The Saskatchewan First Act has been a point of contention among First Nations in the province, with some chiefs warning of potential blockades if proper consultation isn’t done.
Saskatchewan’s minister of justice said she had a meeting with the Federation of Sovereign Indigenous Nations and Kahkewistahaw First Nation regarding the act on Wednesday, noting she was confident that it wouldn’t come to that, but Chief Evan Taypotat wondered why it took so long.
Minister Bronwyn Eyre said Thursday that the act doesn’t infringe on First Nations treaties, adding that its language comes specifically from the constitution.
Taypotat said he understands that, but added that First Nations should have been brought to the table long before this, and that they are just looking to be heard.
“The meeting was cordial, it was respectful, it was diplomatic, it was done across the table. Those are the kinds of things we’re looking for as First Nations people in Saskatchewan,” Taypotat said.
“What we don’t understand is why First Nations people were left out of the conversation. Why is the Saskatchewan Party just reaching out now?”
He said this act affects all the First Nations in the province.
“When we’re not allowed at those tables and not even asked, to us that isn’t right, and therein lies the fight.”
According to the province’s website, the act amends the constitution of Saskatchewan to “clearly confirm Saskatchewan’s sovereign autonomy and asserts Saskatchewan’s exclusive legislative jurisdiction under the Constitution of Canada over a number of areas.”
It added that this includes the exploration of non-renewable natural resources, the development, conservation and management of non-renewable natural and forestry resources, and the operation of sites that generate electricity.
Eyre said Thursday that the act is about being an honourable partner, and being treated as an honourable partner by the federal government.
“We’re tired of the double standard, we’re tired of the condescension, and frankly, the contempt,” Eyre said.
Taypotat is also looking for a kind of honourable partnership.
He noted that he speaks for Kahkewistahaw First Nation, and that no agreement was actually made regarding the Saskatchewan First Act.

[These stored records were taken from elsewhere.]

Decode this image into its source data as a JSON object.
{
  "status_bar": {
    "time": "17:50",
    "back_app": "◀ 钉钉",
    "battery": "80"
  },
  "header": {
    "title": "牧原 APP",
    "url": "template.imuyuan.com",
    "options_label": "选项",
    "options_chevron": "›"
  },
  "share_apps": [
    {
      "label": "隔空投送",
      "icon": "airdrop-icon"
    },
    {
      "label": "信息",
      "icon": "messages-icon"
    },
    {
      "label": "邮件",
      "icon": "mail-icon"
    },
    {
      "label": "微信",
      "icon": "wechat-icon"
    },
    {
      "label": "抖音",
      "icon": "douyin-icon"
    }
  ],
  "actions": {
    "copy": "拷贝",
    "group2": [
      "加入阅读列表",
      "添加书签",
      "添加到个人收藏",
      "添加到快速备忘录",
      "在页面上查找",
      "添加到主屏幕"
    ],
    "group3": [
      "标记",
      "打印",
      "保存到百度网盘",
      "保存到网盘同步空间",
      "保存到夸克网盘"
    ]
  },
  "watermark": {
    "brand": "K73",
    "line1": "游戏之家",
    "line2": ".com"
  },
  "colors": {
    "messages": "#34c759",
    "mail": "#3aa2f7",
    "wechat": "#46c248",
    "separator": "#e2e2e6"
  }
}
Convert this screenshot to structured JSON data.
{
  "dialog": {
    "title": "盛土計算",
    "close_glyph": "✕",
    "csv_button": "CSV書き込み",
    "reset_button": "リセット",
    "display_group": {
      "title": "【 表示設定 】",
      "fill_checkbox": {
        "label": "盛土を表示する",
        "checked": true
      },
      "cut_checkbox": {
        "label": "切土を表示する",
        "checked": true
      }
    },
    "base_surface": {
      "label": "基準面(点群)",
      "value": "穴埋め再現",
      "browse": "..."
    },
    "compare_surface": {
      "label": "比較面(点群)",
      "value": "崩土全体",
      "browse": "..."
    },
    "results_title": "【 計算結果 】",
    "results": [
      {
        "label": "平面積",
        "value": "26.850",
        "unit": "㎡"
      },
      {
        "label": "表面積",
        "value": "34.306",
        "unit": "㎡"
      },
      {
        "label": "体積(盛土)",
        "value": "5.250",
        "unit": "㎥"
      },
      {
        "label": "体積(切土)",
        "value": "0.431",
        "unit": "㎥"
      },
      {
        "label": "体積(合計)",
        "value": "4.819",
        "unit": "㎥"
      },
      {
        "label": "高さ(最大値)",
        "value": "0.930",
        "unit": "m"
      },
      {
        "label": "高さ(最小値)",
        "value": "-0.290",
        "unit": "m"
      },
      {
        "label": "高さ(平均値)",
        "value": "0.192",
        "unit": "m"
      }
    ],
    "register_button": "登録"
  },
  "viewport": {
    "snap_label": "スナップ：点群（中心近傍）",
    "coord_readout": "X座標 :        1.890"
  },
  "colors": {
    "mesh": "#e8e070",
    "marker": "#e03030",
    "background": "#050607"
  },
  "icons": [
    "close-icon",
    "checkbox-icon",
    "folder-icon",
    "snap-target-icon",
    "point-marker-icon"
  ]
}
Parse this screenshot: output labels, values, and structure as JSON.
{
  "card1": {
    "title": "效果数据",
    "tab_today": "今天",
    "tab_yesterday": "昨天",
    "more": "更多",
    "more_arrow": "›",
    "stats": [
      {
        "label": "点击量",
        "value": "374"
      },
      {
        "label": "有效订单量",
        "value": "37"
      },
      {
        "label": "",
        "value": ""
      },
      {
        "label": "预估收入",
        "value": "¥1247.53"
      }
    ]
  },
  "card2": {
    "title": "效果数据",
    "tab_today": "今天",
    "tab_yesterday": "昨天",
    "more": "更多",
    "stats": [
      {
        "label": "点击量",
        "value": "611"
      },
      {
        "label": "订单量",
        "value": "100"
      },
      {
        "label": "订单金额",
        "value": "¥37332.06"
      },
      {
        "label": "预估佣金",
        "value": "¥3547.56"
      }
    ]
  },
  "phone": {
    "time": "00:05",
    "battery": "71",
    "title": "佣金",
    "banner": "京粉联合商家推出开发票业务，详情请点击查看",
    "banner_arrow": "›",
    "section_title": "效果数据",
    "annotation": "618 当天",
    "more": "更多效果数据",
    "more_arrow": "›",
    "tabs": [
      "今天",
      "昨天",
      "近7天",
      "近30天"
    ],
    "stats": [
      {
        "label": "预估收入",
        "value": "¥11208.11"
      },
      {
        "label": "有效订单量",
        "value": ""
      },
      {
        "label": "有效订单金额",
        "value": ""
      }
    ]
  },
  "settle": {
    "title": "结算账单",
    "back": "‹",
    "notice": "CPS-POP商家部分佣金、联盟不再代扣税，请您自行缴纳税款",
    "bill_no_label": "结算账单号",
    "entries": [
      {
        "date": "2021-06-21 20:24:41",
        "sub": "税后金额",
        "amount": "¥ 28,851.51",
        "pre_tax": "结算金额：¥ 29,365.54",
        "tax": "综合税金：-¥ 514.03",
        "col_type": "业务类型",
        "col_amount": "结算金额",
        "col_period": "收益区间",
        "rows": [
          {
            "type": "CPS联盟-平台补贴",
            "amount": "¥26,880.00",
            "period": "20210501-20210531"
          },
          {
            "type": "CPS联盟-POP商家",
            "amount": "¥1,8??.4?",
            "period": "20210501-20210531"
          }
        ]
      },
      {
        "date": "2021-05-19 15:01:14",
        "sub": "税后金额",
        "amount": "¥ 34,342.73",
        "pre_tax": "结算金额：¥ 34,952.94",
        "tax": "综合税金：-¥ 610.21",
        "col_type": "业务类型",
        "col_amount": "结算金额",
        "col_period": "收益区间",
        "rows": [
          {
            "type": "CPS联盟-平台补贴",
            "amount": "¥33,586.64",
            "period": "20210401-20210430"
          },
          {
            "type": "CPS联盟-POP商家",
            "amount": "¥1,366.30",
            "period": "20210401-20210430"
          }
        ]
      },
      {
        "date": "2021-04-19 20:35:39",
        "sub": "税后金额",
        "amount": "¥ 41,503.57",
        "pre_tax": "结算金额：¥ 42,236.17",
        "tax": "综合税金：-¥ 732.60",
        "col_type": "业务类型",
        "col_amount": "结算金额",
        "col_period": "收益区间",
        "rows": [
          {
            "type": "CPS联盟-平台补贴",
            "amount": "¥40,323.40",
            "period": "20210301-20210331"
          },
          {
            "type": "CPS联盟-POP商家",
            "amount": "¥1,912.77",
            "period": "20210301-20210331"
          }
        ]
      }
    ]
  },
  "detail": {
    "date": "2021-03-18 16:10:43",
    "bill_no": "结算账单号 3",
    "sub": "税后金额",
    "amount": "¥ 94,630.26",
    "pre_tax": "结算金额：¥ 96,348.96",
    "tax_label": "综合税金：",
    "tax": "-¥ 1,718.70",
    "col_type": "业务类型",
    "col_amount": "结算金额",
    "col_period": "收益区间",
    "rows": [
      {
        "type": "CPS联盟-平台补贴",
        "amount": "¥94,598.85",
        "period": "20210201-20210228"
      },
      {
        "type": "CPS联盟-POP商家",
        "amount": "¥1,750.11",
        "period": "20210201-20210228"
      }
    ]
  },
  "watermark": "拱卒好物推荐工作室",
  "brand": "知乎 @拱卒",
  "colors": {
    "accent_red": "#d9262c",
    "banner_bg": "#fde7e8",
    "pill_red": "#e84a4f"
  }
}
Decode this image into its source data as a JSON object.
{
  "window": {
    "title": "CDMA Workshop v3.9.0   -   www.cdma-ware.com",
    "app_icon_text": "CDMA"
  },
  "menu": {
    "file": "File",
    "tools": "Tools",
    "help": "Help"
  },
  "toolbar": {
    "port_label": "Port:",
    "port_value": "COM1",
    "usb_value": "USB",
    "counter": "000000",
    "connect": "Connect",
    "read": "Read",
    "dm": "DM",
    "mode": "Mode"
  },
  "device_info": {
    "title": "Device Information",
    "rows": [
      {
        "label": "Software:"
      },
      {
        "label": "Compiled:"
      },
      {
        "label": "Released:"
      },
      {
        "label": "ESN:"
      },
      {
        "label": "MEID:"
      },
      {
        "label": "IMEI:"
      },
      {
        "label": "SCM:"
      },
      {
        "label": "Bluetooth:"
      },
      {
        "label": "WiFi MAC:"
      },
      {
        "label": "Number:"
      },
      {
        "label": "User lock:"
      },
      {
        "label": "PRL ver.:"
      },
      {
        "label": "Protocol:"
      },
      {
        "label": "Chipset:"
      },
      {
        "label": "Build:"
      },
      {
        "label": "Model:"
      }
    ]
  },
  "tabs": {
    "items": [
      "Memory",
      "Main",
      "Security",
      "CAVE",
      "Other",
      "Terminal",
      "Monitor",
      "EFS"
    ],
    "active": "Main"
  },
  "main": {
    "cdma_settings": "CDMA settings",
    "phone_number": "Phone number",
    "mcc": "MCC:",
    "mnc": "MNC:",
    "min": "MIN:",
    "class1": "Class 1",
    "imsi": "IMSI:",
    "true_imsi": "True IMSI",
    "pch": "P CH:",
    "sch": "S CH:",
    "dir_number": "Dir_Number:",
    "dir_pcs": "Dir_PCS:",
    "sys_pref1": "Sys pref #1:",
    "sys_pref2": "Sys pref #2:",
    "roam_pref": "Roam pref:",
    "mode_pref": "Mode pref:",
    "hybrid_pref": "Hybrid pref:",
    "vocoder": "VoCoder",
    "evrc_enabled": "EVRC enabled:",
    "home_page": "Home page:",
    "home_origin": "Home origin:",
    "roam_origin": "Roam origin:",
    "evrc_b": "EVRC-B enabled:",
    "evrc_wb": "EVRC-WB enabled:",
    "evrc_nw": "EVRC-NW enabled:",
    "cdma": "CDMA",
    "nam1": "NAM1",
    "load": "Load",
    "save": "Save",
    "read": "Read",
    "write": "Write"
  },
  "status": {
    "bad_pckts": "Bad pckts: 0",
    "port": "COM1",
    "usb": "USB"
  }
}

Taypotat said he hopes the meeting wasn’t just a smokescreen by the provincial government, adding that actions speak louder than words.
“Premier Scott Moe wasn’t there, he sent two of his MLAs. Normally when we meet, chief to chief, we like to meet chief to premier. That didn’t happen.
“Right now, all it is is talk.”
He said there are 73 other chiefs in Saskatchewan who want the best for their people, noting that many First Nations people currently live in deplorable conditions.
“It is no secret that health is directly related to wealth.”
He said everyone wants to live a good quality life, but added that First Nations people get shut out from having that kind of life.
“We’re shut out from the province, and we’re shut out from the big companies when it comes to the sharing of resources.”
Taypotat said they are fighting so hard for this because they are looking to improve their quality of life.
He noted that if you go on any news website and look at the comments, you see racist comments from anonymous accounts telling Indigenous people to pay their taxes, or stop taking handouts.
“We don’t want free handouts, we want to work for our money. We want to have good lives on our First Nations. We want to be proud of our work, we want to be proud of ourselves, and right now that is hard with the Saskatchewan Party not bringing us to the table.”
He said this, in turn, leads to industry shutting First Nations out because it can get away with it.
In terms of whether blockading will happen in the province, Taypotat said Kahkewistahaw First Nation will lead that fight regardless of where it’s held.
“For us right now, the Mohawks are on speed dial, and they are just waiting for our call. And it is no secret that the Mohawks fight to the death,” Taypotat said.
He said that if they slow down the economy, people might start to listen.
“To be very clear, Kahkewistahaw First Nation will lead that fight. I’ve always said we want to get these deals done — in the boardroom, we’ll go to the courtroom, or on the land if we have to, and I stand by those comments.”